Ad orientem : quelques réflexions de symbolique liturgique

Préparant son prochain mariage, un jeune couple m’a demandé s’il serait possible de vivre la célébration eucharistique ad Orientem, comprenons « tournés vers l’Orient » : j’avoue avoir été surpris et troublé par cette demande, qui semble se multiplier chez les jeunes générations chrétiennes, sous l’égide de quelques autorités romaines. Et je me suis alors demandé les raisons de mon trouble…

Taisnieres sur HonAd Orientem ? Mais où est-il cet Orient dont on nous parle ? Est-ce simplement un point cardinal, ou bien encore un lieu saint ? Pour d’autres religions que chrétiennes, peut-être, mais pour le chrétien, je ne connais d’autre Orient que le Christ. Dès lors, quand je célèbre l’eucharistie, il est là l’Orient, avec l’autel, et plus encore avec les espèces consacrées sur l’autel. Lorsque le prêtre et les participants à la messe sont rassemblés autour de cet autel, ils sont de fait tous dirigés ad Orientem.

Ils le seraient aussi, il est vrai, si l’autel était lui-même logé contre le chevet d’une église orientée vers l’est, comme cela se faisait dans mon jeune temps et comme le pratiquent encore les traditionalistes et quelques autres. Autrement dit, si l’on veut être cohérent avec une telle requête, alors il faut une autre disposition de l’autel, et pas seulement du prêtre et des fidèles…

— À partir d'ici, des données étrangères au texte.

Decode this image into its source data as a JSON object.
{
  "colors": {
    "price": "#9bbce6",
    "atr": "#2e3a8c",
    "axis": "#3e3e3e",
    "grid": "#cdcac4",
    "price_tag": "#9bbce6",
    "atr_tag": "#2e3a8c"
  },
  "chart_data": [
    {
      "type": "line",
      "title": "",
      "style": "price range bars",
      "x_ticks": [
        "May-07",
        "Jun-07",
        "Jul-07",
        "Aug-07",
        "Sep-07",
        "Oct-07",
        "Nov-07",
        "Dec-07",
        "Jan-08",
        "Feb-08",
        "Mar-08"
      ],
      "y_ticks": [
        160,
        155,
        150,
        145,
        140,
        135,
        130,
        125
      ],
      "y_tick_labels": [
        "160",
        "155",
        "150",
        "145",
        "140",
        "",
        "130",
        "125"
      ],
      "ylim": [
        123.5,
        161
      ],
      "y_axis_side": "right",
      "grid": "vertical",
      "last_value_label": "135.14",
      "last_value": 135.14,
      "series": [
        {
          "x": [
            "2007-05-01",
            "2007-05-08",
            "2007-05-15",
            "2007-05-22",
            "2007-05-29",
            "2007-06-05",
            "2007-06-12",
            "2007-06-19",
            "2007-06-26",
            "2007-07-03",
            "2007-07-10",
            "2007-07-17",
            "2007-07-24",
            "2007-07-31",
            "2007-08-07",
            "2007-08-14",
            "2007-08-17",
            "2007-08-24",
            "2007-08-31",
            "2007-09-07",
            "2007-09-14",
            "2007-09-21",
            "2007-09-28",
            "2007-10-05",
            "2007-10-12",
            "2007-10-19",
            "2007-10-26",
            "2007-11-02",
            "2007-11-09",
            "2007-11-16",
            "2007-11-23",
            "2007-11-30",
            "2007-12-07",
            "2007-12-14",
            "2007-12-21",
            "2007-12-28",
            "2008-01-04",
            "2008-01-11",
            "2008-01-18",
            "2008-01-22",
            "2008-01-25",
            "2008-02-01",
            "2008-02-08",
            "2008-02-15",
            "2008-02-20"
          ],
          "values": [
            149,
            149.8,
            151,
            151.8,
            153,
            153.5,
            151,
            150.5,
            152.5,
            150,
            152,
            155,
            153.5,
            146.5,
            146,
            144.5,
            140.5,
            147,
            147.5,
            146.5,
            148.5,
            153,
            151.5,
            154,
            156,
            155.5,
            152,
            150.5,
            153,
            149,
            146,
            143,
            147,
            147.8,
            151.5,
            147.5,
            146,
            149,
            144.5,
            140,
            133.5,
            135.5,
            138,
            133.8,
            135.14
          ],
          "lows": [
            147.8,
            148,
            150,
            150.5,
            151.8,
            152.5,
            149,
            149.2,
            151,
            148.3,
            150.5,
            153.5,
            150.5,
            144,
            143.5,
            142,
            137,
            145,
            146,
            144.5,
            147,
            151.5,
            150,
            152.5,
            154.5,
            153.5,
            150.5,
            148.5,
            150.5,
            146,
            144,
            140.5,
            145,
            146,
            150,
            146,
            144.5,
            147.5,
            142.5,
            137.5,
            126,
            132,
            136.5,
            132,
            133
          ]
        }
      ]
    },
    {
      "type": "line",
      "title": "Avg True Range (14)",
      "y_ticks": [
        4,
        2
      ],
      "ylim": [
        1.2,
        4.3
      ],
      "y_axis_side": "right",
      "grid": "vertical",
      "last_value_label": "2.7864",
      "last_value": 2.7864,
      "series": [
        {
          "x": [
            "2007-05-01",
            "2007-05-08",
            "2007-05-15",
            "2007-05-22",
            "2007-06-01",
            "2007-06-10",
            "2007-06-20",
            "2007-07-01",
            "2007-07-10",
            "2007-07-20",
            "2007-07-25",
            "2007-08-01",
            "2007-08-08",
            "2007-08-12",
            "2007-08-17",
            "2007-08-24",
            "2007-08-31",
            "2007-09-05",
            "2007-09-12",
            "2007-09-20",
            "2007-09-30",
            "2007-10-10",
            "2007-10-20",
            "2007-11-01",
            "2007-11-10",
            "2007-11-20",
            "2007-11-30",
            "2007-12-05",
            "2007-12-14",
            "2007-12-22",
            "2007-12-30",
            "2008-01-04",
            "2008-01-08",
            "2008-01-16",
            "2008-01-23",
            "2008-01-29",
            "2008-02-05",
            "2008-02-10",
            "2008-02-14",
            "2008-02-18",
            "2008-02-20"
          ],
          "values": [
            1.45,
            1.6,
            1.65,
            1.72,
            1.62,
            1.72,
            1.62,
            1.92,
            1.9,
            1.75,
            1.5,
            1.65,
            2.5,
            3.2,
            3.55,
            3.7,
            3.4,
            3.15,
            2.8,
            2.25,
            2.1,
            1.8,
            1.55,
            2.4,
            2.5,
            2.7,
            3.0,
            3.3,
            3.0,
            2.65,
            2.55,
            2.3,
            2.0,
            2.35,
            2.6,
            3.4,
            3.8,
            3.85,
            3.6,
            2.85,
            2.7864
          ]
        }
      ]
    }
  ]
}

Oui, mais alors, sommes-nous en train de célébrer un sacrifice de l’ancienne Alliance, ou le repas du Seigneur dans la nouvelle Alliance ? Ce qui est en jeu à travers la requête, c’est bien en effet la symbolique du repas, que les réformes liturgiques ont voulu rappeler et accentuer, mais qui se perd dans la forme ad Orientem ; au profit d’une autre symbolique, beaucoup plus sacrificielle, attachée pour moi à l’Ancien Testament ! Alors que Jésus, si l’on en croit les évangiles, a multiplié les repas considérés comme des moments privilégiés de communion et de partage, alors que nous vivons dans un monde où l’individualisme règne en maître, où il est si difficile de donner le baiser de paix à son voisin inconnu, il me semble essentiel de conserver et de mettre en valeur cette symbolique du repas.

Lorsque j’ai interrogé le jeune couple sur les raisons profondes de sa demande, il a reconnu n’avoir pas envisagé cette dernière symbolique, mais avoir été sensible à l’unité, à l’élan manifesté dans le fait de se tourner tous ensemble vers l’Orient, et finalement à la beauté du geste. Je crois qu’il faut entendre ce dernier point, non pas en célébrant l’eucharistie comme un repas donné par Mme la duchesse de XY, dans un hiératisme figé, mais certainement en revanche avec une grande dignité dans le geste et le chant.. ou le silence. Et sans doute rappeler, dans les homélies ou la catéchèse, que la dernière Cène était un repas, quand bien même Jésus s’y est offert en sacrifice.